Epirubicin, Identified Using a Novel Luciferase Reporter Assay for Foxp3 Inhibitors, Inhibits Regulatory T Cell Activity
Author(s) -
Hajime Kashima,
Fumiyasu Momose,
Hiroshi Umehara,
Nao Miyoshi,
Naohisa Ogo,
Daisuke Muraoka,
Hiroshi Shiku,
Norihiro Harada,
Akira Asai
Publication year - 2016
Publication title -
plos one
Language(s) - English
Resource type - Journals
SCImago Journal Rank - 0.99
H-Index - 332
ISSN - 1932-6203
DOI - 10.1371/journal.pone.0156643
Subject(s) - epirubicin , foxp3 , luciferase , viability assay , cytotoxicity , cell culture , immune system , chemistry , cell growth , mtt assay , cancer research , biology , cell , microbiology and biotechnology , pharmacology , in vitro , transfection , biochemistry , immunology , cancer , genetics , breast cancer
Forkhead box protein p3 (Foxp3) is crucial to the development and suppressor function of regulatory T cells (Tregs) that have a significant role in tumor-associated immune suppression.
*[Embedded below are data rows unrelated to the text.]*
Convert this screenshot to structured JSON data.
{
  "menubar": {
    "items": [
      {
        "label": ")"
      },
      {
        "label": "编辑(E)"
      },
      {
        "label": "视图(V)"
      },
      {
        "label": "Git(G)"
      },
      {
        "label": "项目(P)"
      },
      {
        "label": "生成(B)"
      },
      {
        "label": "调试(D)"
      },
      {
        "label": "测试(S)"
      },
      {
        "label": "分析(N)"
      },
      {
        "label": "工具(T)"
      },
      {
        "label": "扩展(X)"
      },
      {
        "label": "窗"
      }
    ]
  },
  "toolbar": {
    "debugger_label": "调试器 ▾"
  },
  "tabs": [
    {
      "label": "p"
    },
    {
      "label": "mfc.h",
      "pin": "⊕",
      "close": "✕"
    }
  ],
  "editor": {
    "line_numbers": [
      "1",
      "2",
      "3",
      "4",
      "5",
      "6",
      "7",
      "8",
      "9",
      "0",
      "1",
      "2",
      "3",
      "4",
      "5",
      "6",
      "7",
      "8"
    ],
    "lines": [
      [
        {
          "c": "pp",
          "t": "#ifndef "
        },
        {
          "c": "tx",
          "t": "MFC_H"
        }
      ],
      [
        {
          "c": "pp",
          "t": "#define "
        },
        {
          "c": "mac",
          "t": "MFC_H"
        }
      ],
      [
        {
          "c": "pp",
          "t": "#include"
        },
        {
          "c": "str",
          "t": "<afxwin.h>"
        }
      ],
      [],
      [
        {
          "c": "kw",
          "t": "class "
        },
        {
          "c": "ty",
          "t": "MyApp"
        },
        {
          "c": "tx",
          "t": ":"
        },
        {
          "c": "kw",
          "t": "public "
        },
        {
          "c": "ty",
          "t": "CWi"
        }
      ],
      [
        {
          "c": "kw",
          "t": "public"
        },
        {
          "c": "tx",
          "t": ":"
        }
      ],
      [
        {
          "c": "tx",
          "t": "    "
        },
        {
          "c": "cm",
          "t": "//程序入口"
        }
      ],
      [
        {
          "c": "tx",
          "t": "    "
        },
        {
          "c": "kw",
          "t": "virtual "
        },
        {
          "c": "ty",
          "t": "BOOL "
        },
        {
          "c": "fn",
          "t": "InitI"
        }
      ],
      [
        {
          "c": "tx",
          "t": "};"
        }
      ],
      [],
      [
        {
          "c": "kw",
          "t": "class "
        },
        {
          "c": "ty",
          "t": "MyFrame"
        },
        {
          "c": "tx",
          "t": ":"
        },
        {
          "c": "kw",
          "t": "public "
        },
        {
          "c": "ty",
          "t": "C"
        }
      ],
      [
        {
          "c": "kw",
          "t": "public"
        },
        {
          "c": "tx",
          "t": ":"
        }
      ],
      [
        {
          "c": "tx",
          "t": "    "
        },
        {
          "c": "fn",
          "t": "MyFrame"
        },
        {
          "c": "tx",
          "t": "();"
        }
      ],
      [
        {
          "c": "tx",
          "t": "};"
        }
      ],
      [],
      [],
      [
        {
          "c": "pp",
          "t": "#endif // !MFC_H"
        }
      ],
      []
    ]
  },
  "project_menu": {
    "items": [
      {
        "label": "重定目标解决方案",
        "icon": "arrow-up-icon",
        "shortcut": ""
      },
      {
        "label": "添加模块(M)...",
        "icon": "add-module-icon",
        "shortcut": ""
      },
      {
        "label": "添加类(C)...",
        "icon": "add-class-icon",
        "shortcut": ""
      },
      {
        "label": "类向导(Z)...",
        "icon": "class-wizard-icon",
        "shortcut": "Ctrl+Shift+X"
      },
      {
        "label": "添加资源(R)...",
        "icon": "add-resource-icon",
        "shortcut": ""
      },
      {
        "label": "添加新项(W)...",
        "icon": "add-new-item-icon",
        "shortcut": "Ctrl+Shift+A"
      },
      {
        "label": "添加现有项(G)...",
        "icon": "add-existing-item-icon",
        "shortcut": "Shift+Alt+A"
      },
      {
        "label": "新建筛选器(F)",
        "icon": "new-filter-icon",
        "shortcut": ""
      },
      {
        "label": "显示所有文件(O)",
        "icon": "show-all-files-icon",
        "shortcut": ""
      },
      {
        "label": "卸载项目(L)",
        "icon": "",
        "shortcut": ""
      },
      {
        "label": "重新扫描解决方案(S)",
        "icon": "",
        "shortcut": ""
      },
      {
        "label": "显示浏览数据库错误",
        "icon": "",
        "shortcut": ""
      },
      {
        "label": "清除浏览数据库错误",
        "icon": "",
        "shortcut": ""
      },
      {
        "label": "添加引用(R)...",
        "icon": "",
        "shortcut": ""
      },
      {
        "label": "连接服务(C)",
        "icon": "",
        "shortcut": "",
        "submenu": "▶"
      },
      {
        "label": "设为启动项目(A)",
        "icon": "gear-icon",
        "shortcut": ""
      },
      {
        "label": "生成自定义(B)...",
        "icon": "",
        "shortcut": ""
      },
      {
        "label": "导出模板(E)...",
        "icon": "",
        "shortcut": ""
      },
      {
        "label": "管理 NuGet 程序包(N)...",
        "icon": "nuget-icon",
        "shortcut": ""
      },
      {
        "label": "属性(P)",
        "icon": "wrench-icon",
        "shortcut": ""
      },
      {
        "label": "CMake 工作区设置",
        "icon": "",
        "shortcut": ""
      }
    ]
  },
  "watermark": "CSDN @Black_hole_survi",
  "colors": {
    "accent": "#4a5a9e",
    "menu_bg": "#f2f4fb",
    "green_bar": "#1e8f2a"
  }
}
Development of small molecule inhibitors of Foxp3 function is therefore considered a promising strategy to enhance anti-tumor immunity. In this study, we developed a novel cell-based assay system in which the NF-κB luciferase reporter signal is suppressed by the co-expressed Foxp3 protein. Using this system, we screened our chemical library consisting of approximately 2,100 compounds and discovered that a cancer chemotherapeutic drug epirubicin restored the Foxp3-inhibited NF-κB activity in a concentration-dependent manner without influencing cell viability. Using immunoprecipitation assay in a Treg-like cell line Karpas-299, we found that epirubicin inhibited the interaction between Foxp3 and p65. In addition, epirubicin inhibited the suppressor function of murine Tregs and thereby improved effector T cell stimulation in vitro . Administration of low dose epirubicin into tumor-bearing mice modulated the function of immune cells at the tumor site and promoted their IFN-γ production without direct cytotoxicity. In summary, we identified the novel action of epirubicin as a Foxp3 inhibitor using a newly established luciferase-based cellular screen. Our work also demonstrated our screen system is useful in accelerating discovery of Foxp3 inhibitors.